The question really was: why build system should handle patching --- why not
extract/patch once, and live with it. You've answered my question.
> The user needs to convey the information that 'foo/b' requires patching,
> so such a declaration is necessary. The only way I know to represent
> the declared information in the BBv2 system is by creating a main target.
Since we're speaking about the right way, not what's possible currently, I
might imagine something like
patch-tree patch-foo : foo patches ;
So, when the user gets new patches, he would run
bjam patch-foo ;
and the sources will be updated.
The situation where "foo/b" is both a source and a target resembles me what I
had with gettext support (that I've did locally for V1). The translations
file is converted into machine form. But the translation files is itself
updated from sources. The way I did it, translation files was updated from
sources every time, and that was troublesome: I don't want them updated
unless I'm willing to correct translations.
So, I've decided that in V2, translations will only be updated after explicit
request. In the case above, it probably makes some sense too. Imagine:
user has locally modified "foo/b", and new version of patch for the file
arrives. He rebuilds and "foo/b" is patched. Original version is stored.
Another version of patch arrives, he does the same again, and now the original
version of file is gone. I'm not sure this is real problem
> Also, the extracted or patched file must be a main target because other
> external projects will want to use these extracted and patched files and
> there's no way to properly refer to them if they are not main-targets.
That's an argument! I still wonder, however:
1. Why other project need to access patches files. Can you explain in more
2. The same effect can be achieved by subprojects: i.e. placing Jamfile in foo
and declared main target "b" there. It might not be ok for your use case. The
problem is that "foo/b" looks like you declare a target in different
directory or different project. Further, there's another question: if you
possible have (using @ to separate target name)
is there potential for confusion?
3. Do users define all those main target manually? If not, probably the best
solution is to define one main-target to apply all patches, and make external
targets depend on specific file, not on main target. That would still require
separating target and project with something else than "@".
> >> > I'm still to be persuaded that targets should have slashed..
> >> I'm still to be persuaded that you can implement the above example
> >> without multiple main targets that have the same base name.

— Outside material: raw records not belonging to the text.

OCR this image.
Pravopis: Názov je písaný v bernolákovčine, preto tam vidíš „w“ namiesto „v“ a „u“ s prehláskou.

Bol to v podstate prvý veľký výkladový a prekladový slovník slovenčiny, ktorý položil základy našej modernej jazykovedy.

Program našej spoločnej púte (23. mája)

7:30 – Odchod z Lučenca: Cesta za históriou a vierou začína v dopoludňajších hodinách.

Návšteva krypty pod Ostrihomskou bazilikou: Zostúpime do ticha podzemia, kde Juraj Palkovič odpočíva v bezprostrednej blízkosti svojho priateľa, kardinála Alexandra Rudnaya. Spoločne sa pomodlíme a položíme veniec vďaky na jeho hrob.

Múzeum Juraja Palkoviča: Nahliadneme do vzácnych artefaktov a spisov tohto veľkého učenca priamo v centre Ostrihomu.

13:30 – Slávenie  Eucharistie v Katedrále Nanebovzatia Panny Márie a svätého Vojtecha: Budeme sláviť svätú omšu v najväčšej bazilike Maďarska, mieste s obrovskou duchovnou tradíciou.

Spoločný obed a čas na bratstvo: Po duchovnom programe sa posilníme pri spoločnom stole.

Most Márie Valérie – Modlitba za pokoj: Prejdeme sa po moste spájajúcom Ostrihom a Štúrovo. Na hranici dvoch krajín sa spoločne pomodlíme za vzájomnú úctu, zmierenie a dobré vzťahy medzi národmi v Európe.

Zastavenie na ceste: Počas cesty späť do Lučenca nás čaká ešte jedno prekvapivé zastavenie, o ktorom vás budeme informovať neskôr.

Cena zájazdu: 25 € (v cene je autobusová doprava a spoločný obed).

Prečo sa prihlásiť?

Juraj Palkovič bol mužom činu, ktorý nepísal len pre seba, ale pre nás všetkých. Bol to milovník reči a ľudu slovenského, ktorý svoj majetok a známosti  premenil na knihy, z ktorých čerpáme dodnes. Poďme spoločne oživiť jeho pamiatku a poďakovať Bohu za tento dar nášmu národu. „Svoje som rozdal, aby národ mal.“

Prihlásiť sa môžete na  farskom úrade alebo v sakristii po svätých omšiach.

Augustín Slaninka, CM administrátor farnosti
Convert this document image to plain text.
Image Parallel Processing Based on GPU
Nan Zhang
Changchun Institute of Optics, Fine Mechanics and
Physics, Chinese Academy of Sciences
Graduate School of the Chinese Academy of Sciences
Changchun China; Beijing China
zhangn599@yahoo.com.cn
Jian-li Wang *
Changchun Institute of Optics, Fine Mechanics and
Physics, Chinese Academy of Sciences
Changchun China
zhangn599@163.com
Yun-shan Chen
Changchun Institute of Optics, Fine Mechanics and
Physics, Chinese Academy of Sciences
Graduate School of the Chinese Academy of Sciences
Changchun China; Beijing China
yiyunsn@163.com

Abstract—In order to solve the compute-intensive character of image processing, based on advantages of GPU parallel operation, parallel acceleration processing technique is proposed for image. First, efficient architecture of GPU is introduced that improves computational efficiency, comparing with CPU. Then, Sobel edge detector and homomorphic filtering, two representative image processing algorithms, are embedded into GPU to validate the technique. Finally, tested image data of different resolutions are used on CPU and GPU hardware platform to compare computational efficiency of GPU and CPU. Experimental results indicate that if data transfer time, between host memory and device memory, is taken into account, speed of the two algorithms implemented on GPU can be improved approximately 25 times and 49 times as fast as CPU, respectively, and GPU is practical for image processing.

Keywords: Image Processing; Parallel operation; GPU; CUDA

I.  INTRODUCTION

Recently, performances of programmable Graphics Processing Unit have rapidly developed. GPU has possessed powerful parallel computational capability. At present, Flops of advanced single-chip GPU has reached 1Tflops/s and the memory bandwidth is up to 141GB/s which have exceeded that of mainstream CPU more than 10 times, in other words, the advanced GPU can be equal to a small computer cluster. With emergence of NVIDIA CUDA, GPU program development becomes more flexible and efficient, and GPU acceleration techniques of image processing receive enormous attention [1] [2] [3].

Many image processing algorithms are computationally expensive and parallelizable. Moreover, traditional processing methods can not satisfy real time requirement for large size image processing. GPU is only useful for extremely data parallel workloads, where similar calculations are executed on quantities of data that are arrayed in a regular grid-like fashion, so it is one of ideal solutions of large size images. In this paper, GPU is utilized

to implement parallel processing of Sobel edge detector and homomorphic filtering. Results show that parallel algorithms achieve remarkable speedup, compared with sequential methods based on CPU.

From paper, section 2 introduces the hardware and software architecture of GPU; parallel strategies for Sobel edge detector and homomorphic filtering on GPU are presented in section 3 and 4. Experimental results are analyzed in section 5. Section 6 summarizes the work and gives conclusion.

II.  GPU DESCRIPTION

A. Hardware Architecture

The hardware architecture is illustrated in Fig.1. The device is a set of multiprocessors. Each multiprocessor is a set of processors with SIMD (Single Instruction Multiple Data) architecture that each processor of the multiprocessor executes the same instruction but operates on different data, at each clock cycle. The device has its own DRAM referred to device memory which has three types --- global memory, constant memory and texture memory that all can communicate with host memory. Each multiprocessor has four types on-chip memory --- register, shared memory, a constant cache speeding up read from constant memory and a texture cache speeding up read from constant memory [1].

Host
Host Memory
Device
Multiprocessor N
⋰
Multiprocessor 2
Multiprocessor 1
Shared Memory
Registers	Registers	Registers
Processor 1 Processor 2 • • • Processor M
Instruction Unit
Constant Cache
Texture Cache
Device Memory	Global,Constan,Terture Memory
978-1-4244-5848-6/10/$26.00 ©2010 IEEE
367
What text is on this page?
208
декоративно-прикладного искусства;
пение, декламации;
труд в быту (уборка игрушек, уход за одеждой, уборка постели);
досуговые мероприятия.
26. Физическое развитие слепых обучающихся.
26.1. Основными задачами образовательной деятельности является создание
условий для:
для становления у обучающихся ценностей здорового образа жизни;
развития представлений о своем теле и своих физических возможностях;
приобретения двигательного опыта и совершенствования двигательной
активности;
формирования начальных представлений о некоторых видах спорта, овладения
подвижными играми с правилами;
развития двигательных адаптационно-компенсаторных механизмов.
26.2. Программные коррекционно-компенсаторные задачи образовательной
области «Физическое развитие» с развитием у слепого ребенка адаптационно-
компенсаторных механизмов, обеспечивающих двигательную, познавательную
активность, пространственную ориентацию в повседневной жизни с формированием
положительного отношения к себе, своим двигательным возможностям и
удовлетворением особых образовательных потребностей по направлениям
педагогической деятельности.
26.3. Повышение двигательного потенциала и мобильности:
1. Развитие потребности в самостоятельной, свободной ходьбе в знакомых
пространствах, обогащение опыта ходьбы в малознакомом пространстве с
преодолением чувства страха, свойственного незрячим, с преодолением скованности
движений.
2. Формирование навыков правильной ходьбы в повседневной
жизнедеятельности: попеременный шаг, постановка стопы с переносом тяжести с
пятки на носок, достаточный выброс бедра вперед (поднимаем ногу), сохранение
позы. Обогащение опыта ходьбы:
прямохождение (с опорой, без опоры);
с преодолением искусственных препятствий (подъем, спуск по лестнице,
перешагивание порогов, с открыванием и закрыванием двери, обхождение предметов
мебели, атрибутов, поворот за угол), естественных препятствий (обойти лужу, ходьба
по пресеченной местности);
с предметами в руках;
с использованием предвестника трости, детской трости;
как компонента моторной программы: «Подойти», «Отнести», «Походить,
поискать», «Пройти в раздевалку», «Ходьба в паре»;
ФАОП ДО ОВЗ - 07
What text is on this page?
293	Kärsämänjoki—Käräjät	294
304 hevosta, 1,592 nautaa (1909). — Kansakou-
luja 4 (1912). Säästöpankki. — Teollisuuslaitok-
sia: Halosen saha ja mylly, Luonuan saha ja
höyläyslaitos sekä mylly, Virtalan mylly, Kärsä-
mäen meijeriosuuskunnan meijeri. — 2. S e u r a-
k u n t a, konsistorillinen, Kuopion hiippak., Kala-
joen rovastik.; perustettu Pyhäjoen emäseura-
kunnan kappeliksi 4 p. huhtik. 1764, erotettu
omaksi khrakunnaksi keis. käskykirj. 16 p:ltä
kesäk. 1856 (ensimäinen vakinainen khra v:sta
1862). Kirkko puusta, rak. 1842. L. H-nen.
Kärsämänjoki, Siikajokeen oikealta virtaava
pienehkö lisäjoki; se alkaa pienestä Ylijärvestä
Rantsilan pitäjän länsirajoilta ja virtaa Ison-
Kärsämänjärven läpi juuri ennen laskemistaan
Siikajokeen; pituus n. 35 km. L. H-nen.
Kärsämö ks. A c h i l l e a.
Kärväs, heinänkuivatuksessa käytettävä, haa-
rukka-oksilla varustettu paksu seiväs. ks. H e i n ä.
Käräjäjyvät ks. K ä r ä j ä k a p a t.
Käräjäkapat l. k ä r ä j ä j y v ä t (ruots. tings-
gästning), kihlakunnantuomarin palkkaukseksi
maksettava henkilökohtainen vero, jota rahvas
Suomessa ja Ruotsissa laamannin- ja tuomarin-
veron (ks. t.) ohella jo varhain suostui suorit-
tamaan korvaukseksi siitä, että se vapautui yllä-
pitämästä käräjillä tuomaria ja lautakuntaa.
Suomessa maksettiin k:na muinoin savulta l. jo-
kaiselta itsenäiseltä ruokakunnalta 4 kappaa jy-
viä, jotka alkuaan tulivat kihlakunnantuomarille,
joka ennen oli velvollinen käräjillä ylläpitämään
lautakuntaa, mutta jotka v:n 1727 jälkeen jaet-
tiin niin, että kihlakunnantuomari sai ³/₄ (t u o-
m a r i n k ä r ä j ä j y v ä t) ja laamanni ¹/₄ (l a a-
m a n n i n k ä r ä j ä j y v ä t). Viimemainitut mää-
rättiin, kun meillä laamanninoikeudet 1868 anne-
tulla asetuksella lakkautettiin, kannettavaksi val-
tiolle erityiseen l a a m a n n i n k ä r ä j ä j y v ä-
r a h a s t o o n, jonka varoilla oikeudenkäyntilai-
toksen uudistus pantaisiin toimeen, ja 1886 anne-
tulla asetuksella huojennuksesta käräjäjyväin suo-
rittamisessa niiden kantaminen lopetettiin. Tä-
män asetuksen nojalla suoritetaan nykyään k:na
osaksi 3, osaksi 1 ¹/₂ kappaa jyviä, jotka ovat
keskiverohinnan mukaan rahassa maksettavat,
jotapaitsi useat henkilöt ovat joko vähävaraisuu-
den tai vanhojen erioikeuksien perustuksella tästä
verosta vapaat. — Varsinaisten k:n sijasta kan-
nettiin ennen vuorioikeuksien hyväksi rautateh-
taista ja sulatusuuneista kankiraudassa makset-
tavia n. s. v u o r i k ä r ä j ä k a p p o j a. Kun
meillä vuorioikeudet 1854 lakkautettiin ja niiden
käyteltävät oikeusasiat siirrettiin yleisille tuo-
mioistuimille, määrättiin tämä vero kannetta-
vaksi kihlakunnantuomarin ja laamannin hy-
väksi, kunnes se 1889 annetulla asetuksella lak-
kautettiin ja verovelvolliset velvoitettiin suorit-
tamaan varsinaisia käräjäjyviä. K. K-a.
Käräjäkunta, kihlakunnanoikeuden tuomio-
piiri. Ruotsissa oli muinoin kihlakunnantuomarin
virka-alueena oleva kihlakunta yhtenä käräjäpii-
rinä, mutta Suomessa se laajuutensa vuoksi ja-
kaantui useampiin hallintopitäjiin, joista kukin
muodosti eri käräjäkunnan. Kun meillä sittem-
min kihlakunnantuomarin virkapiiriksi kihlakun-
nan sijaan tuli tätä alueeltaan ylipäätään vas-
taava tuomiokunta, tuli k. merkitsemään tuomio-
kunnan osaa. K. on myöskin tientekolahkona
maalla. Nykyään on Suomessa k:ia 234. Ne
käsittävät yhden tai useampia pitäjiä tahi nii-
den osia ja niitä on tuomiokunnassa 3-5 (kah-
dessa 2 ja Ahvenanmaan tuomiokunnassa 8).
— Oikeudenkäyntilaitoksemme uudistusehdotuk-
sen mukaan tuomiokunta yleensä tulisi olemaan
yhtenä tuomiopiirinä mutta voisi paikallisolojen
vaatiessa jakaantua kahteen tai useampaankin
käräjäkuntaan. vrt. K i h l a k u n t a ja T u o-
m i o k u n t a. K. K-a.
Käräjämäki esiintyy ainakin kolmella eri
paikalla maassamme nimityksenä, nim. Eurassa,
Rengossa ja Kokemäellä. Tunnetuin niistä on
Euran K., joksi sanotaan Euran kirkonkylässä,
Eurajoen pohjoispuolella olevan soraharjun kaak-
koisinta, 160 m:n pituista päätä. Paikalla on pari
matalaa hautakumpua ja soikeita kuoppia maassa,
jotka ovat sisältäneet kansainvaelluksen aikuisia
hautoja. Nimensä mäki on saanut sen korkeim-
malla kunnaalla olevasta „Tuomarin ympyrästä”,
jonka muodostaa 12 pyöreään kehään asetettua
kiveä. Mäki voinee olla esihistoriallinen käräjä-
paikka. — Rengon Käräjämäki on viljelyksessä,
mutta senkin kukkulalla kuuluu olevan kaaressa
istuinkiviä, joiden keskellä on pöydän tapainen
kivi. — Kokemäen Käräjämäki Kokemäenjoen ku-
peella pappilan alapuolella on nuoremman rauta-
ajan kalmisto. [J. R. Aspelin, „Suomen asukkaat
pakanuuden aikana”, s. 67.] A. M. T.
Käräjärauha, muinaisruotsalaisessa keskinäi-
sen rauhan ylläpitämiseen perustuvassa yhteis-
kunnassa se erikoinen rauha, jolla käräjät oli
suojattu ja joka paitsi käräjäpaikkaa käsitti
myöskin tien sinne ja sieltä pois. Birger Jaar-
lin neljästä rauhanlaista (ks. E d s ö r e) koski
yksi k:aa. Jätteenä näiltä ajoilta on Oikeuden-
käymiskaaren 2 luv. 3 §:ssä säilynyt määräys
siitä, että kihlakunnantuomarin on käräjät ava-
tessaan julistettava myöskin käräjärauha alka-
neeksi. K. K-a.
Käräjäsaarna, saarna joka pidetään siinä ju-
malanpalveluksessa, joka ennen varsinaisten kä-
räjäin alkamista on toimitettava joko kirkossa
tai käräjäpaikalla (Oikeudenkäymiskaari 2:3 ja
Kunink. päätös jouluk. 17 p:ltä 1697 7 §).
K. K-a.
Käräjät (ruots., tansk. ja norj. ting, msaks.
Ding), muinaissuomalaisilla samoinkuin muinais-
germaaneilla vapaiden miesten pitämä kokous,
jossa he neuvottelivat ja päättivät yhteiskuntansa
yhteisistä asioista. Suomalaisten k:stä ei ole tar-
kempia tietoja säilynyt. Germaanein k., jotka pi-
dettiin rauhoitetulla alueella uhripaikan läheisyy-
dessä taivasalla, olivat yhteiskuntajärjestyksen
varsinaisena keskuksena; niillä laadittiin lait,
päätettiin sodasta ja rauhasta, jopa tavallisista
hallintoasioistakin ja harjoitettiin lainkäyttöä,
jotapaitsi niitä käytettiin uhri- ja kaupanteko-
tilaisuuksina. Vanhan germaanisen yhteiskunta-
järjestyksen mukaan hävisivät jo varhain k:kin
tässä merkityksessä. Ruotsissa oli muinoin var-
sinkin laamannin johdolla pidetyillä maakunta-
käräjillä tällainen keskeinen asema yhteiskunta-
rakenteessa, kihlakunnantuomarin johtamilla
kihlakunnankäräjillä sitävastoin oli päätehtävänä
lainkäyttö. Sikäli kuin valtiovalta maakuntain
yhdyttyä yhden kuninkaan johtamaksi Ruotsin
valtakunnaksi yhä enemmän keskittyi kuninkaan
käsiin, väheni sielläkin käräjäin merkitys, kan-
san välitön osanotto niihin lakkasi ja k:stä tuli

If you
> >> can't, then it would be a hard argument to invent some way of
> >> distinguishing them other then their pathnames, which are already
> >> guaranteed to be unique.
> >> Let me know your prognosis of the above, or if you still need more
> >> clarification of the example.
> > It's still possible to use some name-mangling scheme for main targets,
> > but it's not that nice. I'm +0.5 towards using different separator for
> > targets now. I'll hope to have fully formed opinion on Monday.
> I agree with you, but my point was that any name-mangling scheme you
> invent is ultimately equivalent to the file pathname, so why not just
> use the natural name?
The remaining 0.5 is due to concern that another separator will make worse
user-interface, for the sake of not very common use cases.
> Dave and I discussed this a bit today.in person and I think I convinced
> him about target ids based on a more detailed analysis of my use case.
> So perhaps if Dave could summarize the conclusions from a third point of
> view, that might help clarify the issues.
I'd be interested in hearing his opinion.